Domestic Economy

Railroad Projects Whistle Ahead

Railroad Projects Whistle Ahead
Railroad Projects Whistle Ahead

Negotiations to finalize foreign investment deals Iran recently signed with global construction and transportation companies to help upgrade the country’s underdeveloped railroads are making progress.

The deals entail construction of new freight and passenger projects, electrification of railroads and the launch of high-speed trains.

A $5 billion railroad project, whose preliminary deal was signed between Tehran and Seoul during the South Korean President Park Geun-hye’s visit to Iran in April, is the latest in the cards.

The construction of the 540-kilometer railroad, which will connect the central city of Isfahan to the cities of Shahr-e-Kord in Chaharmahal-Bakhriari Province and Ahvaz in southwestern Khuzestan Province, is scheduled to start by the end of the current Iranian year (March 2016), according to Qasem Soleimani Dashtaki, governor general of Chaharmahal-Bakhtiari Province.

“South Korean engineering and construction conglomerate Daelim Industrial Company is the main investor of the project,” IRNA quoted the official as saying.

According to Dashtaki, studies on construction and financing of the project will be carried out in the next seven months.

The grand project will see the construction of several freight and passenger stations, rail bridges and tunnels across the route.

Dashtaki said the project will serve as a rail connection between Iran’s central regions to free waters.

“It will mark a turnaround in passenger and freight transportation by reducing road casualties and transportation costs,” he said.

Currently, roads account for up to 90% of transit in Iran, which is way above global average. The lower cost and fuel efficiency of rail transport have galvanized Iranian officials into considering a major overhaul of the domestic rail system.
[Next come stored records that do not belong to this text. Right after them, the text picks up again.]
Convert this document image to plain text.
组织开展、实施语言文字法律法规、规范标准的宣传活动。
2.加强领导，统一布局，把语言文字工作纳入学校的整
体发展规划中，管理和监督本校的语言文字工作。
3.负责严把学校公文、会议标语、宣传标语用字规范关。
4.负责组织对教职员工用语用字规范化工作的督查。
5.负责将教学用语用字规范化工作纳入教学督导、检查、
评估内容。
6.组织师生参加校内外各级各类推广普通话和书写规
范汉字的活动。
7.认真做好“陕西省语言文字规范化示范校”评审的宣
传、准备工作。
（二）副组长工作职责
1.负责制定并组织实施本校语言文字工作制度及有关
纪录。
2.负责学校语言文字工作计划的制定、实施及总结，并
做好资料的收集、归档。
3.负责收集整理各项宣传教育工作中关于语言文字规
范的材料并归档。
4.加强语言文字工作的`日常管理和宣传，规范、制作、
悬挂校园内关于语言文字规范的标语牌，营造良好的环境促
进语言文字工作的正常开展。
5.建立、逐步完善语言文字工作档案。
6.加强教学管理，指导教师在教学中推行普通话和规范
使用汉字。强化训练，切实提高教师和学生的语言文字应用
  Joining the Dots Along North-South Corridor

Iran has long been the center of attention in regional transportation with mega projects like the so-called International North-South Transport Corridor and New Silk Road.

INSTC, a major international project that seeks to connect India to Europe and Central Asia via Iran and Azerbaijan, is making good headway.

Tehran and Baku lately signed investment agreements to complete the missing rail links along the route, including a rail route between the Iranian cities of Qazvin, Rasht and Astara.

Deputy minister of roads and urban development, Ali Nourzad, earlier said the International Bank of Azerbaijan has approved a $500 million loan for the construction of the Rasht-Astara section, which is estimated to cost about $1.1 billion.

“The details of the loan are currently being discussed,” he said.

Nourzad did not specify the source from where Iran plans to obtain the remainder of the funds.

The Rasht-Astara section, according to Nourzad, is scheduled to be completed in four years and will be linked to Azerbaijan after the Iranian city of Astara is connected to a city in Azerbaijan with the same name. The construction of this route is currently underway.

On the Qazvin-Rasht section, Nourzad said this project has already made 93% progress and will be completed by March 2017.

  Drawing on Siemens Technology

Iran has also banked on FDIs for the construction of electrified tracks and high-speed rail lines by major European companies such as Siemens.

Islamic Republic of Iran Railways has lately signed several memoranda of understanding with the German conglomerate’s transportation subsidiary, Siemens Mobility.

As per the agreements, Siemens will be in charge of electrification of Tehran-Mashhad Railroad, equipping the route with signaling systems, supplying locomotives and extending full maintenance services.

The overhaul is expected to cut the journey between Tehran and Mashhad from about 12 hours to six, and increase freight capacity to 10 million tons a year.

This route is part of China’s New Silk Road that runs from Urumqi in western China, through Kazakhstan and Uzbekistan, hitting Ashgabat in Turkmenistan before crossing south into Iran and down to Mashhad.

Under another deal for a Tehran-Isfahan high-speed railroad, Siemens is to prepare a proposal, including technical and financial requirements for the procurement of high-speed locomotives and signaling systems for the route.

The rail linking Tehran, Qom and Isfahan is a modern double-tracked line running at 200 kilometers per hour. It is the only high-speed project presently underway in Iran.

Work on the $2.7 billion project, which began in February 2015, was undertaken by the China Railway Engineering Corporation and Iran’s Khatam Al-Anbia engineering firm. Completion is scheduled for 2019.

AREP, the multidisciplinary design arm of French state-owned rail operator SNCF, has won the project for constructing stations.

In October 2015, Iran signed an agreement worth €1.2 billion with Russia for the electrification of the 450-kilometer-long Garmsar-Incheh Boroun Railroad in northern Iran within three years.

The route starts from Garmsar Station in Semnan Province and passes through Mazandaran Province to end at Gorgan Station.

IRIR Chief Mohsen Pourseyyed-Aqaei said in October that at least $25 billion worth of investment are needed to develop railroad projects across the country.